History and Modernity mingle in San Telmo. The eclectic soul of this neigbourhood allows us to experience both intense quietness and agitation.
The weekend is the best moment to walk around: street performers, artisans, exquisite coffee and pastries and both local and international food host every visitor.
The Sunday antiques fair offers glasswork, embroidery works, silverware, silver craftworks, ancient clocks, furniture, clothing, jewelry, toys, etc.
There are over 40 antique stores, 75 clothing, design and decoration shops, banks, laundries, a dozen book stores, 15 museums, over 30 art galleries, 3 Cultural Centres, pubs, bars, live shows, independent theaters, “milongas” and the traditional San Telmo Food market, offering top quality food and beverage.

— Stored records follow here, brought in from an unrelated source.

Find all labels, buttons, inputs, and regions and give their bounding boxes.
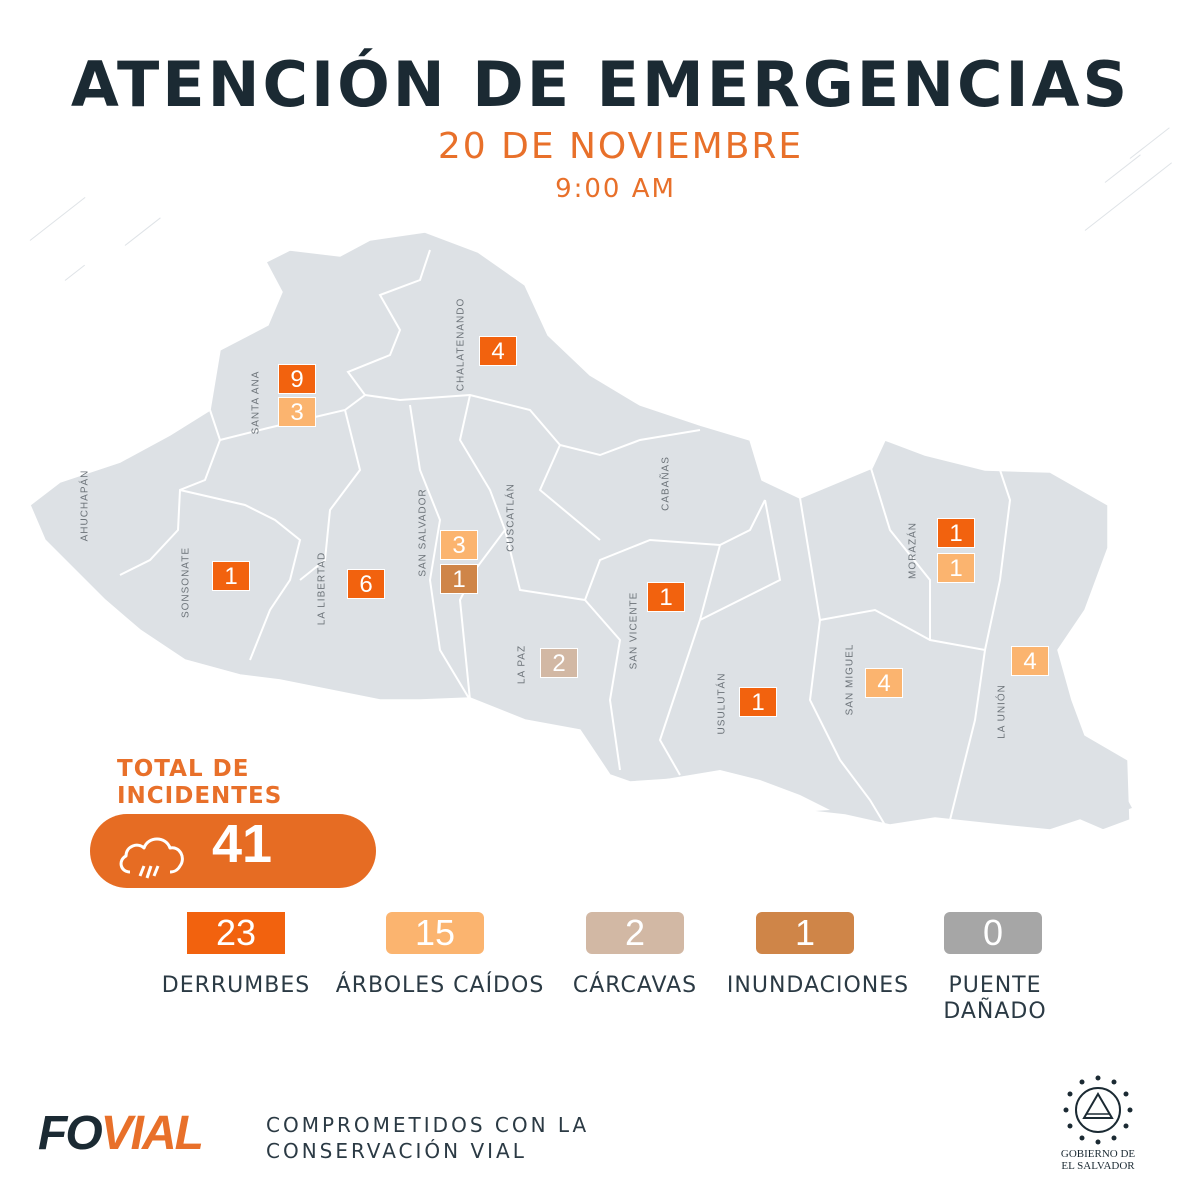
dept-label-la-union: LA UNIÓN bbox=[996, 684, 1008, 739]
badge-usulutan-derrumbes: 1 bbox=[739, 687, 777, 717]
badge-santa-ana-derrumbes: 9 bbox=[278, 364, 316, 394]
badge-la-libertad-derrumbes: 6 bbox=[347, 569, 385, 599]
border-line bbox=[699, 499, 782, 621]
gov-line1: GOBIERNO DE bbox=[1060, 1148, 1136, 1160]
border-line bbox=[658, 544, 721, 776]
slogan: COMPROMETIDOS CON LA CONSERVACIÓN VIAL bbox=[266, 1112, 589, 1164]
dept-label-cabanas: CABAÑAS bbox=[660, 456, 672, 511]
dept-label-san-miguel: SAN MIGUEL bbox=[844, 643, 856, 716]
border-line bbox=[409, 404, 471, 701]
border-line bbox=[299, 409, 362, 581]
border-line bbox=[869, 464, 1012, 652]
page-title: ATENCIÓN DE EMERGENCIAS bbox=[70, 48, 1131, 121]
island bbox=[1110, 795, 1132, 812]
badge-morazan-derrumbes: 1 bbox=[937, 518, 975, 548]
inundaciones-count: 1 bbox=[756, 912, 854, 954]
dept-label-la-libertad: LA LIBERTAD bbox=[316, 551, 328, 626]
derrumbes-count: 23 bbox=[187, 912, 285, 954]
fovial-logo-vial: VIAL bbox=[100, 1107, 204, 1160]
dept-label-morazan: MORAZÁN bbox=[907, 522, 919, 579]
dept-label-sonsonate: SONSONATE bbox=[180, 546, 192, 619]
total-value: 41 bbox=[212, 814, 273, 874]
badge-san-vicente-derrumbes: 1 bbox=[647, 582, 685, 612]
gov-text: GOBIERNO DE EL SALVADOR bbox=[1048, 1148, 1148, 1172]
total-label-line1: TOTAL DE bbox=[117, 756, 250, 782]
badge-san-salvador-inundaciones: 1 bbox=[440, 564, 478, 594]
border-line bbox=[538, 444, 601, 541]
badge-santa-ana-arboles: 3 bbox=[278, 397, 316, 427]
rain-cloud-icon bbox=[119, 837, 184, 879]
border-line bbox=[179, 489, 302, 661]
coast-detail bbox=[660, 770, 830, 812]
border-line bbox=[584, 599, 622, 771]
badge-san-miguel-arboles: 4 bbox=[865, 668, 903, 698]
coat-of-arms-icon bbox=[1063, 1075, 1133, 1145]
puente-label-line1: PUENTE bbox=[948, 973, 1042, 998]
derrumbes-label: DERRUMBES bbox=[161, 973, 311, 998]
puente-label: PUENTE DAÑADO bbox=[920, 973, 1070, 1025]
puente-count: 0 bbox=[944, 912, 1042, 954]
border-line bbox=[504, 499, 766, 602]
slogan-line2: CONSERVACIÓN VIAL bbox=[266, 1139, 527, 1163]
total-pill bbox=[90, 814, 376, 888]
border-line bbox=[364, 393, 701, 457]
report-time: 9:00 AM bbox=[555, 174, 676, 204]
total-label-line2: INCIDENTES bbox=[117, 783, 283, 809]
badge-sonsonate-derrumbes: 1 bbox=[212, 561, 250, 591]
puente-label-line2: DAÑADO bbox=[943, 999, 1047, 1024]
arboles-label: ÁRBOLES CAÍDOS bbox=[335, 973, 545, 998]
slogan-line1: COMPROMETIDOS CON LA bbox=[266, 1113, 590, 1137]
border-line bbox=[949, 649, 986, 821]
dept-label-la-paz: LA PAZ bbox=[516, 644, 528, 685]
dept-label-ahuachapan: AHUCHAPÁN bbox=[79, 469, 91, 542]
badge-la-paz-carcavas: 2 bbox=[540, 648, 578, 678]
border-line bbox=[799, 497, 886, 826]
inundaciones-label: INUNDACIONES bbox=[726, 973, 910, 998]
dept-label-cuscatlan: CUSCATLÁN bbox=[505, 483, 517, 552]
arboles-count: 15 bbox=[386, 912, 484, 954]
carcavas-label: CÁRCAVAS bbox=[572, 973, 698, 998]
fovial-logo: FOVIAL bbox=[38, 1106, 204, 1161]
border-line bbox=[819, 608, 931, 641]
dept-label-san-salvador: SAN SALVADOR bbox=[417, 488, 429, 577]
badge-chalatenango-derrumbes: 4 bbox=[479, 336, 517, 366]
gov-line2: EL SALVADOR bbox=[1061, 1160, 1135, 1172]
dept-label-chalatenango: CHALATENANDO bbox=[455, 297, 467, 392]
dept-label-santa-ana: SANTA ANA bbox=[250, 370, 262, 435]
dept-label-usulutan: USULUTÁN bbox=[716, 672, 728, 735]
badge-san-salvador-arboles: 3 bbox=[440, 530, 478, 560]
carcavas-count: 2 bbox=[586, 912, 684, 954]
badge-morazan-arboles: 1 bbox=[937, 553, 975, 583]
fovial-logo-fo: FO bbox=[38, 1107, 103, 1160]
badge-la-union-arboles: 4 bbox=[1011, 646, 1049, 676]
dept-label-san-vicente: SAN VICENTE bbox=[628, 591, 640, 670]
total-label: TOTAL DE INCIDENTES bbox=[117, 756, 282, 810]
report-date: 20 DE NOVIEMBRE bbox=[437, 126, 804, 167]
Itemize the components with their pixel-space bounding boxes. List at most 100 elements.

San Telmo holds the key to many of Buenos Aires most renowned “tanguerías” such as the traditional “Viejo Almacén”, once property of the famous tango composer and performer Edmundo Rivero, in the Corner of Independencia Ave. and Balcarce St. or the bar called “Sur” (Spanish for south cardinal point) located in Balcarce St., which was also the first “tanguería” built as such in town back in 1967. Casablanca, La Cumparsita and Michelángelo are also worth mentioning.
Today many “tanguerías” offer their tango clases in San Telmo: the Torcuato Tasso Cultural Centre, opposite to Lezama Park also opens as a ballroom with a live tango orchestra.
And another highlight is the comfort that possesses today the neighborhood in what refers to the rapid transit and easy access to any point of the city.